The projects have been ongoing for three-plus years.

Chaousis has been meeting and talking with roofing contractors and masons trying to get a handle on where the water is coming into the municipal building and what can be done to fix it. A new rubber membrane roof was installed in 2006. However, the building still leaks.

Contractor David St. Hilaire, whose Auburn company installed the roofing, spoke to selectmen at a meeting in April during a rain storm, and told them that it is not the roof that is leaking. There was no apparent leaks at the time.

When it does leak, St. Hilaire said, it is when rain is accompanied by a driving wind. It is the walls that are leaking, he said.

Mason Andrew Pratt also gave selectmen his opinion of the problem that same night and agreed with St. Hilaire.

Pratt said the brick-style building was not designed for Maine and should be in a drier state.

The biggest problem, Pratt said, is that all the joints are recessed.

The first thing that should be done, he said, is to fill in those cracks and repoint all those joints. To do the job 100 percent, flashing should be installed, Pratt said.

Chaousis told selectmen Monday that he plans to have the product manufacturer send a representative out to inspect the roof to determine if the membrane was correctly installed and what needs to be done to get a warranty. The inspection cost is $500.

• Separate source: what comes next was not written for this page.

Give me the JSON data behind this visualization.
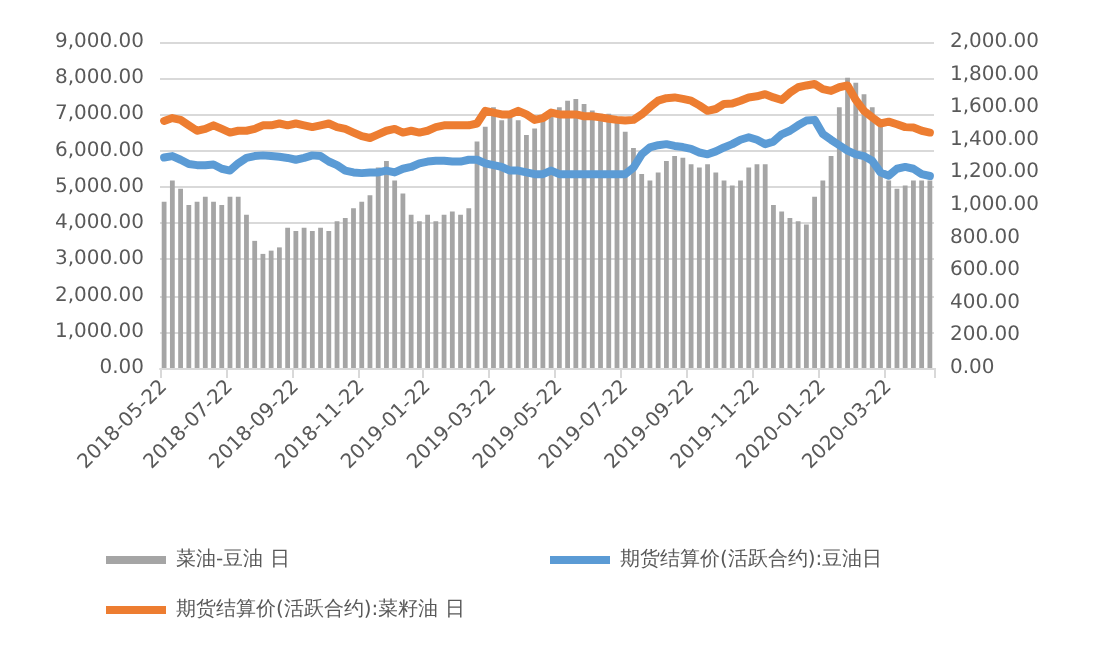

Chaousis said he is exploring ways to attack the problem on a smaller scale and possibly use town workers to fix the brick problem.

In other business, Chaousis said he met with a representative of the Department of Transportation on the proposed bike and walking path expected to start behind the police station and end near the boat launch on Foundry Road along the Androscoggin River.

Chaousis said the town has raised the money needed for the project that was initiated in 2004.

The last known cost of the project, given by former Town Manager Martin Puckett in 2008, was an estimated $228,000 for about three-quarters-of-a-mile path. The municipal and federal money allotted for the path was $204,000, with any amount over that falling back on the town. The final cost will depend on if it is paved or not.

The town already has raised its share, Puckett had said, with the remaining money to be covered by a trust fund left for recreation purposes and leftover money from a previous recreation project.

The town was initially responsible for $28,000, and the federal grant contribution was for $176,000, he said. The town’s portion was appropriated by voters from rollover grant funds.

Selectman Bill Demaray asked if it was worth spending all the money. Resident and former Selectman Kenny Jacques said yes, the people wanted it done.

In other business, selectmen plan to meet at the SAD 36 Central Office at 4:30 p.m. Wednesday to sign papers for the school budget votes.